Mal mit schonungsloser Wucht, mal melancholisch leise erzählt Amanda Lee Koe von Liebes-, Hass- und Machtbeziehungen, von Alltäglichem und nicht selten vom Rand der Gesellschaft – genauer gesagt: der singapurischen Gesellschaft, des Geburtsortes und – neben New York – der Heimat der Autorin.
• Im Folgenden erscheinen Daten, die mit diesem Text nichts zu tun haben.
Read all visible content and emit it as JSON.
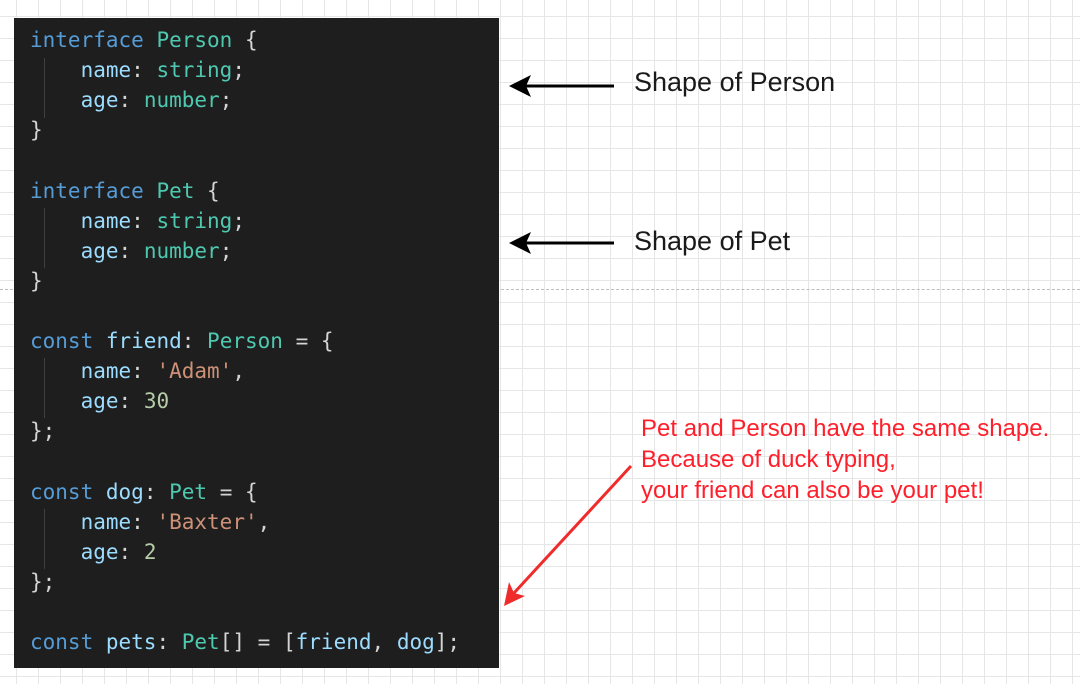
{
  "code_lines": [
    "interface Person {",
    "    name: string;",
    "    age: number;",
    "}",
    "",
    "interface Pet {",
    "    name: string;",
    "    age: number;",
    "}",
    "",
    "const friend: Person = {",
    "    name: 'Adam',",
    "    age: 30",
    "};",
    "",
    "const dog: Pet = {",
    "    name: 'Baxter',",
    "    age: 2",
    "};",
    "",
    "const pets: Pet[] = [friend, dog];"
  ],
  "labels": {
    "shape_person": "Shape of Person",
    "shape_pet": "Shape of Pet"
  },
  "annotation": {
    "line1": "Pet and Person have the same shape.",
    "line2": "Because of duck typing,",
    "line3": "your friend can also be your pet!"
  },
  "colors": {
    "code_background": "#1e1e1e",
    "keyword": "#569cd6",
    "type": "#4ec9b0",
    "property": "#9cdcfe",
    "string": "#ce9178",
    "number": "#b5cea8",
    "annotation_text": "#ff1f2a",
    "black_arrow": "#000000",
    "red_arrow": "#ef2b2b"
  },
  "icons": {
    "arrow_person": "left-arrow-icon",
    "arrow_pet": "left-arrow-icon",
    "arrow_annotation": "diagonal-red-arrow-icon"
  }
}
Man muss keine ausgewiesene Kennerin des südostasiatischen Kulturraumes sein, um die Bedeutung des Buchtitels zu ermessen: Ministerium für öffentliche Erregung. Die darin versammelten Geschichten müssen linientreuen Sittenhüter eines starren konfuzianischen Regelsystems in Singapur ganz gewaltig erregen, erzählen sie doch davon, was nicht nur die immer noch und wieder greifende staatliche Zensur, sondern auch die hohe Segregation im multiethnischen Inselstaat, in dem vor allem Chinesen, Malaien und Inder leben, mit den Menschen machen. Lee Koes Figuren brechen Tabus, indem sie die falschen Fragen stellen, den falschen Menschen lieben, die falsche Herkunft haben: so wie der mittellose, malaiische Musiker, dessen Liebe zu einer jungen Chinesin an den Konventionen scheitert; oder ein gutaussehender Kioskverkäufer, der sich prostituiert für eine zahlende Büroangestellte, die glaubt, in der gekauften Beziehung ihrer Einsamkeit entfliehen zu können.

Keine der 16 Episoden im Buch umfasst mehr als 20 Seiten, und doch verleiht die Erzählerin jeder einzelnen ihrer Figuren und Geschichten eine Tiefe und ein Facettenreichtum, dass sie einen Roman füllen könnten. Man kann sich ihnen kaum entziehen – und würde doch so gern. Mindestens für einen Moment. Um zu verschnaufen. Und um all diese menschlichen Abgründe, diese sehnsuchtsvollen Träume und schmerzhaften Enttäuschungen sortieren und verarbeiten zu können.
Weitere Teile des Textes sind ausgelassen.